Second, smokers are told that they must achieve nicotine abstinence in order to quit. They are advised to use nicotine medications temporarily. These medicines are expensive, unsatisfying and frequently ineffective.A recent review reported a 7 percent success rate for over-the-counter nicotine medications. The authors called this result "modest," and even "efficacious," and Dr. Carmona probably agrees. Objective scientists and physicians call programs with 7 percent success rates abject failures.

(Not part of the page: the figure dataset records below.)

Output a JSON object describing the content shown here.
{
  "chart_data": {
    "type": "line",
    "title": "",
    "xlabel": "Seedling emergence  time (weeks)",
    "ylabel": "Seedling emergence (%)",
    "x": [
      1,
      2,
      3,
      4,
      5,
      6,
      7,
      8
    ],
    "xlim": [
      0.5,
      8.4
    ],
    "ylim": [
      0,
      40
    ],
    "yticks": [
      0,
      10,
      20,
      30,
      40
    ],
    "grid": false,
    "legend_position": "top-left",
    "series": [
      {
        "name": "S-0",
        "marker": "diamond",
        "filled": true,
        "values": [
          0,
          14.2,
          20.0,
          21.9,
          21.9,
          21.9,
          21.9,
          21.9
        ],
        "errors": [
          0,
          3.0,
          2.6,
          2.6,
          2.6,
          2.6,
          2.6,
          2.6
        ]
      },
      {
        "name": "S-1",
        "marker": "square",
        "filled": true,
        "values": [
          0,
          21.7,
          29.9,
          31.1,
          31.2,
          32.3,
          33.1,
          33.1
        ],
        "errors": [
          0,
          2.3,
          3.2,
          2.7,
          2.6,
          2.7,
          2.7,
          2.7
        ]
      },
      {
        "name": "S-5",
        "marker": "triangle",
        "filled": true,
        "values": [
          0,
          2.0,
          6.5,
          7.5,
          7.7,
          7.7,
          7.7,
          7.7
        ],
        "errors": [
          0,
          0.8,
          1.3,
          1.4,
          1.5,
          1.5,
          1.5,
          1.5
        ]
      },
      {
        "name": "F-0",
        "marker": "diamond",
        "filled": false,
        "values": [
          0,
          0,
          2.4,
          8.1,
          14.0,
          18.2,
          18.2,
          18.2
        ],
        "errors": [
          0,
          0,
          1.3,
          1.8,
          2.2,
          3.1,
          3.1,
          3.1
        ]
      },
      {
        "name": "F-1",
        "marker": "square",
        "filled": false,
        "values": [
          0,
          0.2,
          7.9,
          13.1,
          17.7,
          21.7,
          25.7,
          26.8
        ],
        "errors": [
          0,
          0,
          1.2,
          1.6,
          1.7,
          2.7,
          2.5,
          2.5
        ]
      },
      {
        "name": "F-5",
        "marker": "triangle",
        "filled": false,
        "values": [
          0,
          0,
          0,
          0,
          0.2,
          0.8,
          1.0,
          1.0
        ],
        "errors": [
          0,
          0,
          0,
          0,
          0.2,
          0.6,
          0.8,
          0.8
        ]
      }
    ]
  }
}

Dr. Carmona's other blunder was his support for banning tobacco products. Asked if he "would support banning or abolishing all tobacco products," Dr. Carmona responded "I would at this point, yes."This marked the first time a Surgeon General has called for outright prohibition, and he sent would-be supporters running from the Hill.Even the Campaign for Tobacco-Free Kids, which has shown little interest in helping inveterate adult smokers, couldn't support Dr. Carmona.Its spokesman commented that "We would all like to see a tobacco-free world...we can't just take away their tobacco."Dr. Carmona's boss can't be happy; Bush administration officials responded quickly. "That is not the policy of the administration," commented White House spokesman Scott McClellan, saying that Dr. Carmona's comments represented only his views as a doctor.

But Dr. Carmona's views as a doctor are just the point.He occupies one of the most trusted positions in American medicine and in American government.The Bush administration should do more than distance itself from these dangerous and irresponsible positions. It should direct Dr. Carmona to read the dozens of scientific research papers on tobacco harm reduction.It should direct him to review the evidence from Sweden that smokers can quit by substituting smokeless tobacco.

Finally, it should require that he tell American smokers the truth about all available options for quitting. After all, the 10 million smokers who will die over the next two decades are, in a very tangible way, his responsibility and his legacy.

Dr. Brad Rodu, a professor, is the senior scientist at the University of Alabama's Comprehensive Cancer Center in Birmingham.